More Stats on The Market
In another study done by PWC in the first quarter of last year, the total assets under management (AuM) of crypto hedge funds globally increased to nearly $3.8 billion in 2020 from $2 billion in 2019.The percentage of crypto hedge funds with AuM over $20 million also increased by 11% within the same period. Interestingly the AuM for the surveyed funds had increased from $12.8 million to $42.8 million, while the median AuM had increased from $3.8 million to $15 million. Given that the median AuM at fund launch was $1 million, the funds had seen impressive growth of up to 15x in AuM.
Individuals Involved with Crypto Hedge Funds
As you can expect, most investors using hedge funds to gain crypto exposure are either high-net-worth individuals or family offices. The amount invested varies, with the median ticket size being $0.4 million and the average ticket size at $1.1 million.
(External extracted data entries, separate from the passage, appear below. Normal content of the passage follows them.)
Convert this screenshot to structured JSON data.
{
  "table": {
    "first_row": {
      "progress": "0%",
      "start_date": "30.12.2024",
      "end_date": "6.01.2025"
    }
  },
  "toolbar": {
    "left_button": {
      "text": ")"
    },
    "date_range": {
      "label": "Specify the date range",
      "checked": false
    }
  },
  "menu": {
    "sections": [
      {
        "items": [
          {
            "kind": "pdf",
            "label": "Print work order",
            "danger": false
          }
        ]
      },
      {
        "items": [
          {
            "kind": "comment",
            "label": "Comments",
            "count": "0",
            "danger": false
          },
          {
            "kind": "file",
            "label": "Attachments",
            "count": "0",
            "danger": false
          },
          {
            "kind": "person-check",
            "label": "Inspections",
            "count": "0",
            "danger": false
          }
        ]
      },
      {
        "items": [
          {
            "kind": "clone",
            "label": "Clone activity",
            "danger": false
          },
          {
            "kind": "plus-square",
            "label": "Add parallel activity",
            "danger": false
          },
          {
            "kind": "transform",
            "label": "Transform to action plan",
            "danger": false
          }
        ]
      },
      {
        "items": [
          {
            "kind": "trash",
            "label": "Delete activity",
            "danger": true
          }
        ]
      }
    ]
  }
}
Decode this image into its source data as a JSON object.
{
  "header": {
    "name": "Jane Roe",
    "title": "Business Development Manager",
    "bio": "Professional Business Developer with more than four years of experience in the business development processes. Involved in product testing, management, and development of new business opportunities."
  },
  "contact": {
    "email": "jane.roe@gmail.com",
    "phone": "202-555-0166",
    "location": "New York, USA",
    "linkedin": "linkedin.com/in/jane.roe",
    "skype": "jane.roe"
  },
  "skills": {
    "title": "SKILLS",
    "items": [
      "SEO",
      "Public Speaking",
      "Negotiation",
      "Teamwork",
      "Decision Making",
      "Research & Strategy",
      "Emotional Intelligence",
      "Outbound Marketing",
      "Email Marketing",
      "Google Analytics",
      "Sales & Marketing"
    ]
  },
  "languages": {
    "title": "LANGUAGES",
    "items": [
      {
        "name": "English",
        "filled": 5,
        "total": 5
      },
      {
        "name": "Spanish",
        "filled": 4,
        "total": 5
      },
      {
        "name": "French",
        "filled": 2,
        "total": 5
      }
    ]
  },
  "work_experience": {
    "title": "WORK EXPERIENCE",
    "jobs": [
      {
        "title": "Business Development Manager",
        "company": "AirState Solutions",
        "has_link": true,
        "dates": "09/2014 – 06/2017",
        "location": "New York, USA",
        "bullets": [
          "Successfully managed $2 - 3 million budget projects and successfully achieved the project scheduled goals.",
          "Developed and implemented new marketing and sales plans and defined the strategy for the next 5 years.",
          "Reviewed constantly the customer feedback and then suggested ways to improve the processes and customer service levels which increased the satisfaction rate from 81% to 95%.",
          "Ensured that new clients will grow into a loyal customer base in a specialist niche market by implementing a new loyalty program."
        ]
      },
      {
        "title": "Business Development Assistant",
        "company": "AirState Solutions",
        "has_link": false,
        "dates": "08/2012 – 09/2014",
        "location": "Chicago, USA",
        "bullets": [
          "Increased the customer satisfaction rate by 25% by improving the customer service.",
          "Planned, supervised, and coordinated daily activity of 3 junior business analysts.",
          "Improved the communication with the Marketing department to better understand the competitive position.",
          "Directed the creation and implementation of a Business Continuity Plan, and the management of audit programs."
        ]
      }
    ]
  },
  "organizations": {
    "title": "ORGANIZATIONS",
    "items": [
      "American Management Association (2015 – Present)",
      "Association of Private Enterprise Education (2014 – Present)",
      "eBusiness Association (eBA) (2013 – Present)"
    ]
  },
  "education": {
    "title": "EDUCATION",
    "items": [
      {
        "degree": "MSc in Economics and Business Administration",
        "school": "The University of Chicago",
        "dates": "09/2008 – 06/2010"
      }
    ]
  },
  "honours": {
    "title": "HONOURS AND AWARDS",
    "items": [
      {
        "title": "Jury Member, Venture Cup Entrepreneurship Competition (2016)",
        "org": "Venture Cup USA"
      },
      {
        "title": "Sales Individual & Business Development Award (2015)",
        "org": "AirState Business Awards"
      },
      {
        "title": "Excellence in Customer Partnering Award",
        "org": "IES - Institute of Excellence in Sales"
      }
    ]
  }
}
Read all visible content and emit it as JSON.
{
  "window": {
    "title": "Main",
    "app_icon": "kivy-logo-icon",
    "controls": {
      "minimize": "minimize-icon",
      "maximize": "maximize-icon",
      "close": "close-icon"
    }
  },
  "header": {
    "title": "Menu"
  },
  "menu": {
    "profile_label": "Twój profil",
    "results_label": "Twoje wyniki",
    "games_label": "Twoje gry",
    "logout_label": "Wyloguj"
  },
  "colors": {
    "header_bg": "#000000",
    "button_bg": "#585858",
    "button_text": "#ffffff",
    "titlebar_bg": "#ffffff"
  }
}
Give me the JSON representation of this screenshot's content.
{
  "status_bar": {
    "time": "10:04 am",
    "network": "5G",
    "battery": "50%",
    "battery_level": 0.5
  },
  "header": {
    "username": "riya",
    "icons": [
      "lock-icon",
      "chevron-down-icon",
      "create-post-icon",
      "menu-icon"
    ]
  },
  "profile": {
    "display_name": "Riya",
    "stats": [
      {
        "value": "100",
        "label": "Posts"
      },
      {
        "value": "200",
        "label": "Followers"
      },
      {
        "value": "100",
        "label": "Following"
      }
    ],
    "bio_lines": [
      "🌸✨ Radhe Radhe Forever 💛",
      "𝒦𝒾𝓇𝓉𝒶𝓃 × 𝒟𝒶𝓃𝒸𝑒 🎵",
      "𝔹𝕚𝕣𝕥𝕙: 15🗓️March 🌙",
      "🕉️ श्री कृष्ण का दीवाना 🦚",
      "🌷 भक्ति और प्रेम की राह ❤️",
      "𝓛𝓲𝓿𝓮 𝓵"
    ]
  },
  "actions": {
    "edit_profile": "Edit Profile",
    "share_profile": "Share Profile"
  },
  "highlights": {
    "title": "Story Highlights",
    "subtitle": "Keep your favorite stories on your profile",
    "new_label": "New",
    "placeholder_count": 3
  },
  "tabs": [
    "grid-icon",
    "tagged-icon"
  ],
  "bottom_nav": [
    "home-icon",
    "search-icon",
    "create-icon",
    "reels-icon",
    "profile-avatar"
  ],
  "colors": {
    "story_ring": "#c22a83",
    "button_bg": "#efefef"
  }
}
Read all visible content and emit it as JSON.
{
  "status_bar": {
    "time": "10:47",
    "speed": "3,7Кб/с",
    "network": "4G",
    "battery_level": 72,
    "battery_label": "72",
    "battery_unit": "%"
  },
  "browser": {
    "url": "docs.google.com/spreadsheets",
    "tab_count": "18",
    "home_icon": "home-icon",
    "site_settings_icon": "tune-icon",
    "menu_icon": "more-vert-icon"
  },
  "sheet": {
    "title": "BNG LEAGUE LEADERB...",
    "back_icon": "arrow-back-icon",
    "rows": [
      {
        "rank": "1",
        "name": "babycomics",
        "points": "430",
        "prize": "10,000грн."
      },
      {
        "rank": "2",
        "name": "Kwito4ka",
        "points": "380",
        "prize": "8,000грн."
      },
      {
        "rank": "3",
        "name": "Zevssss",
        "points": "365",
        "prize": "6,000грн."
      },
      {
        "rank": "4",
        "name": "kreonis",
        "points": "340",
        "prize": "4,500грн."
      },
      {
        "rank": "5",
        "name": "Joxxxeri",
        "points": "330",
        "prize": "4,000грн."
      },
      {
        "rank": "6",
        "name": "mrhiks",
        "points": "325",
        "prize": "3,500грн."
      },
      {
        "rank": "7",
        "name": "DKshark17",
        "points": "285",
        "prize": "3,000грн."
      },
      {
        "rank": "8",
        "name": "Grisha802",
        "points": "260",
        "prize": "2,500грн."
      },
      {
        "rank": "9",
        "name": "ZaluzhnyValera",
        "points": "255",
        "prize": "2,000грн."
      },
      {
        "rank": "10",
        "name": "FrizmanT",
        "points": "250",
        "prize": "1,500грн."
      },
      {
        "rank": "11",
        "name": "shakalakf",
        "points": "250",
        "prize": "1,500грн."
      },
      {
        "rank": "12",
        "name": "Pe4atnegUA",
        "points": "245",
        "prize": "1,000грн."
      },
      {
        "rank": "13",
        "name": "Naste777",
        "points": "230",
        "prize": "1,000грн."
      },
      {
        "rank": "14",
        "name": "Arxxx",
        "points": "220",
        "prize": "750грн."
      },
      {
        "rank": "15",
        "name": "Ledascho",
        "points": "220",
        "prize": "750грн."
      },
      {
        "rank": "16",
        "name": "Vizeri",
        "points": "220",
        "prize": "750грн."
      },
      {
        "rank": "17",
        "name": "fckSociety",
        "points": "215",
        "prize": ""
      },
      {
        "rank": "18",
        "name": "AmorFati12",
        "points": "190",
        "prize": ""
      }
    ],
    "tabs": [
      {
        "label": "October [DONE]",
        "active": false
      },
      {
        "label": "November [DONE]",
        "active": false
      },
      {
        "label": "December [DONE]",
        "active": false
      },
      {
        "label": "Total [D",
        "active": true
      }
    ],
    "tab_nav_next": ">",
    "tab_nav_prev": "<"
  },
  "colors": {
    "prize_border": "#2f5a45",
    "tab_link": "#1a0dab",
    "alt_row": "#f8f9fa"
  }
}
Fund Strategies and Trading
When it comes to market strategies, quantitative was the most popular with 37% of the funds using it, followed by discretionary long/short at 28%, discretionary long-only at 20%, and multi-strategy at 11%.
Despite the market boosting thousands of tokens, most crypto hedge funds opted to trade Bitcoin (BTC), followed by Ethereum (ETH), Litecoin (LTC), Chainlink (LINK), Polkadot (DOT) and Aave (AAVE).
Interestingly about half of all the hedge funds traded derivatives. However, there was a drop in short selling from 48% to 28%. Other activities these funds engaged in include staking, lending, and borrowing.
Other interesting stats from the report include governance, where the percentage of crypto hedge funds using an independent custodian decreased from 81% to 76%. This has probably changed over the past year, given the rise of DAO. Also, the percentage with at least one independent director on their board decreased from 43% to 38%, and those using third-party research increased from 38% to 47% within the period. Another fascinating figure was that those using an independent fund administrator rose by 2% from 86% to 88%.
As for the location, most crypto funds tend to be domiciled in the same jurisdictions as traditional hedge funds, with the top three being the Cayman Islands, the United States, and Gibraltar. The most common location for fund managers was the United States, followed by the United Kingdom, and Hong Kong.